3. The method of claim 1, wherein the obtaining of the feature vector is implemented by self-encoding, and the implementation steps are as follows:

step 1: disassembling the training samples frame by frame and inputting the training samples into an autoencoder for training;

step 2: extracting image features from an encoder in the self-encoder and converting the image features into feature vectors, restoring the image to the feature vectors by the encoder, and training the self-encoder by comparing the generated image with an original image to ensure that the generated image restores the input image as much as possible;

and step 3: after the training is finished, the self-encoder model is stored, and at the moment, the image input to the self-encoder can obtain the feature vector which can uniquely represent the image.

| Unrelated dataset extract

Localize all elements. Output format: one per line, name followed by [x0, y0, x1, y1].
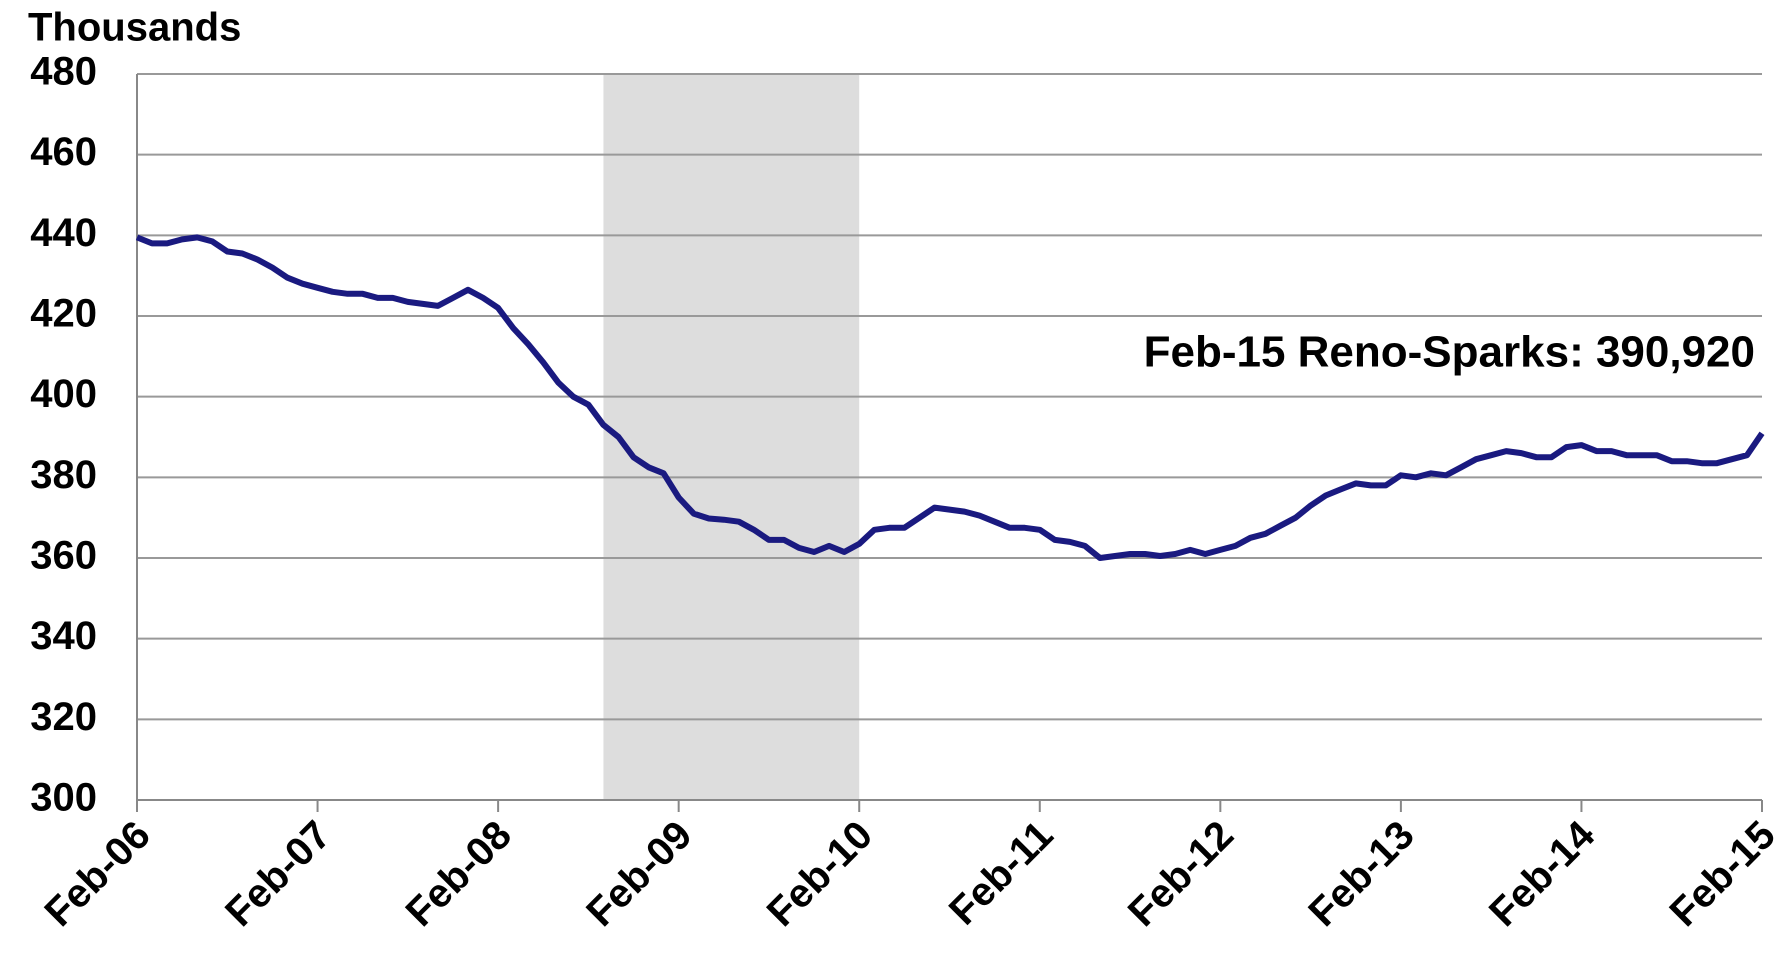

4. The method as claimed in claim 1, wherein the identification of the key frames and the related information is obtained by an optical flow method, the histogram of optical flow vectors in the image area is counted, the key frame segment of the transition between two words in the sign language video is determined by setting a threshold, the intermediate frame of the key frame segment is taken as the key frame for storage, and the related information such as the intermediate frame index of a word after being divided corresponding to the length of a video segment in the video and the length of the intermediate frame from the video boundary can be obtained according to the positions of the two key frames.

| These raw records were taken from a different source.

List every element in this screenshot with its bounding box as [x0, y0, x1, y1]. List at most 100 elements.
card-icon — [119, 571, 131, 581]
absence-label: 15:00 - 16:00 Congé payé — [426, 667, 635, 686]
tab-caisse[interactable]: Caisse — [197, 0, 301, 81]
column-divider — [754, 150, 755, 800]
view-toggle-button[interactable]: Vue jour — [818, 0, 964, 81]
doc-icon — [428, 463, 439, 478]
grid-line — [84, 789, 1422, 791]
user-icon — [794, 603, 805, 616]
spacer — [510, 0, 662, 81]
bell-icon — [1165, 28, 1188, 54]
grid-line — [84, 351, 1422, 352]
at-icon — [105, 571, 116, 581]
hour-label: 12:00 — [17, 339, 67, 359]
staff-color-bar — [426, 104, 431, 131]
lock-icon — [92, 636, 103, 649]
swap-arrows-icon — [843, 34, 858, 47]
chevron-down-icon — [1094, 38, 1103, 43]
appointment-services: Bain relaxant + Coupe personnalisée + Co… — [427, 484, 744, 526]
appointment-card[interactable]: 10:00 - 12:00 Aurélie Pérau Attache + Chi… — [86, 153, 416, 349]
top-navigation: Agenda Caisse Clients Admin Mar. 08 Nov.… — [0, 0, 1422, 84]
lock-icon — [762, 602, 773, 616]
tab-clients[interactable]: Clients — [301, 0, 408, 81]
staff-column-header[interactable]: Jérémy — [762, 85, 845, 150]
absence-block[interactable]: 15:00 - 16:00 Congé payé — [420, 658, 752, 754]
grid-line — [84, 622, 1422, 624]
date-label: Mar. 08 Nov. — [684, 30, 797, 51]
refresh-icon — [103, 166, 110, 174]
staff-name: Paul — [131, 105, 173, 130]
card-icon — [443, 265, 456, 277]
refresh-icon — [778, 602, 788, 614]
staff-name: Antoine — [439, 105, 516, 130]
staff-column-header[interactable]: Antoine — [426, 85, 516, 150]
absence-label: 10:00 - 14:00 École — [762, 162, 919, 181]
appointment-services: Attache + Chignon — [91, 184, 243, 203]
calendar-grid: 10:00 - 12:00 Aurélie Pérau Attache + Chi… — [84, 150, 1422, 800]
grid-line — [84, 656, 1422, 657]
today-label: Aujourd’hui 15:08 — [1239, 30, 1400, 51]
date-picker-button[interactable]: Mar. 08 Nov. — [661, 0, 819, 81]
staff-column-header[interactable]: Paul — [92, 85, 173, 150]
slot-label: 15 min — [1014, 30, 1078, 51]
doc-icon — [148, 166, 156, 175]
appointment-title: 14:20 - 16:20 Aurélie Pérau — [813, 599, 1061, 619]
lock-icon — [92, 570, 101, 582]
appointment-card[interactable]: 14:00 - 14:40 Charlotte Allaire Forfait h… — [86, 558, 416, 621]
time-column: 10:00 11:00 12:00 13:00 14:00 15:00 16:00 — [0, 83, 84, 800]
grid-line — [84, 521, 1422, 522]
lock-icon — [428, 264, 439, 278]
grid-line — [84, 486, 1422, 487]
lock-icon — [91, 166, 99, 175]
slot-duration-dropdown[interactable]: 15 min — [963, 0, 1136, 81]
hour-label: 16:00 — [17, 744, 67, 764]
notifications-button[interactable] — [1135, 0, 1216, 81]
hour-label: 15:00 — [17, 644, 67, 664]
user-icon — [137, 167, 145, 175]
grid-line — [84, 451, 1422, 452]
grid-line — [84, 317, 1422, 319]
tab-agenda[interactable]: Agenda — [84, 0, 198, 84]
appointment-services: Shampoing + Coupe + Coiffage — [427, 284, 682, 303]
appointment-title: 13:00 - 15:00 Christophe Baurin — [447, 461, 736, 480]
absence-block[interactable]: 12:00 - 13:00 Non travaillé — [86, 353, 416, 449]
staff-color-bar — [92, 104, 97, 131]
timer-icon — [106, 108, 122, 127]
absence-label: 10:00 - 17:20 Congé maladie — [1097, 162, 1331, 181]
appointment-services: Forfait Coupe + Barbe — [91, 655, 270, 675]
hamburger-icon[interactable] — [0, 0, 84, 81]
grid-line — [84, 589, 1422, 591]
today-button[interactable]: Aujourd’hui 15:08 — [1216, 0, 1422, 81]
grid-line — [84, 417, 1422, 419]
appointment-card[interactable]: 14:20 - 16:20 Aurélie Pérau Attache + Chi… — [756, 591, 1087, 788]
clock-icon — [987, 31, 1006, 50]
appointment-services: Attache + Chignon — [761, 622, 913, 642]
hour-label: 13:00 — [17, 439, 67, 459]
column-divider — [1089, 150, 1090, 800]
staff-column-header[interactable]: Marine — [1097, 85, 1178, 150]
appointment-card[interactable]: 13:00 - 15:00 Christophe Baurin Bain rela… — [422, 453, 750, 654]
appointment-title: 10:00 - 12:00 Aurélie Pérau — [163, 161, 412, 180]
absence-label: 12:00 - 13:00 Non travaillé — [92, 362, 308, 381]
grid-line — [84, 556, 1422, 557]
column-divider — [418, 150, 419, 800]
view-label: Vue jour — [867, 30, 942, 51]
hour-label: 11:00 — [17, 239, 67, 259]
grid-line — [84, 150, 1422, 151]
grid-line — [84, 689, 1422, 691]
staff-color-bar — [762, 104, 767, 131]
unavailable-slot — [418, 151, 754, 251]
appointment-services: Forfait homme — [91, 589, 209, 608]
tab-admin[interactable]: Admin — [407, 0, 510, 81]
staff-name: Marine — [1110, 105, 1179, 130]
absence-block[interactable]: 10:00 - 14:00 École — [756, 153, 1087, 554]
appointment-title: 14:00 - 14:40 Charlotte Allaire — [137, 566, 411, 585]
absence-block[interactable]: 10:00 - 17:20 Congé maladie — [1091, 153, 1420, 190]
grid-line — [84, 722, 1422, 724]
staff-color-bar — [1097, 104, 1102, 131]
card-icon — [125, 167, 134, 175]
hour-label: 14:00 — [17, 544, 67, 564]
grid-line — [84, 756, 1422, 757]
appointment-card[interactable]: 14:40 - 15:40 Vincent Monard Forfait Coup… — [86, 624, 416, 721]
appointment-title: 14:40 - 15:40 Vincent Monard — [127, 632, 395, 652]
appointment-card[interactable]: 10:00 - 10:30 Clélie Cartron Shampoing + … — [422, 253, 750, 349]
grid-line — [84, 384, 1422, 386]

5. The method of claim 1, wherein the neural network uses the feature vector and the attention curve as input, uses the predicted value of the network output and the word vector as loss function, and completes training by back propagation, and the method comprises the following steps:

step 1: designing an attention curve by adopting a Gaussian function, and taking the relevant data information obtained in the claim 4 and the video length as input to obtain an attention curve;

step 2: and respectively fusing the attention curve with the feature vector, inputting the fused attention curve into a neural network in a digital unit of a word for training, calculating a mean square loss function of an output predicted value obtained through the network and a standard word vector, and adjusting network parameters through back propagation of a calculation result to realize the training process of a network model on a video segment corresponding to each word of a continuous video.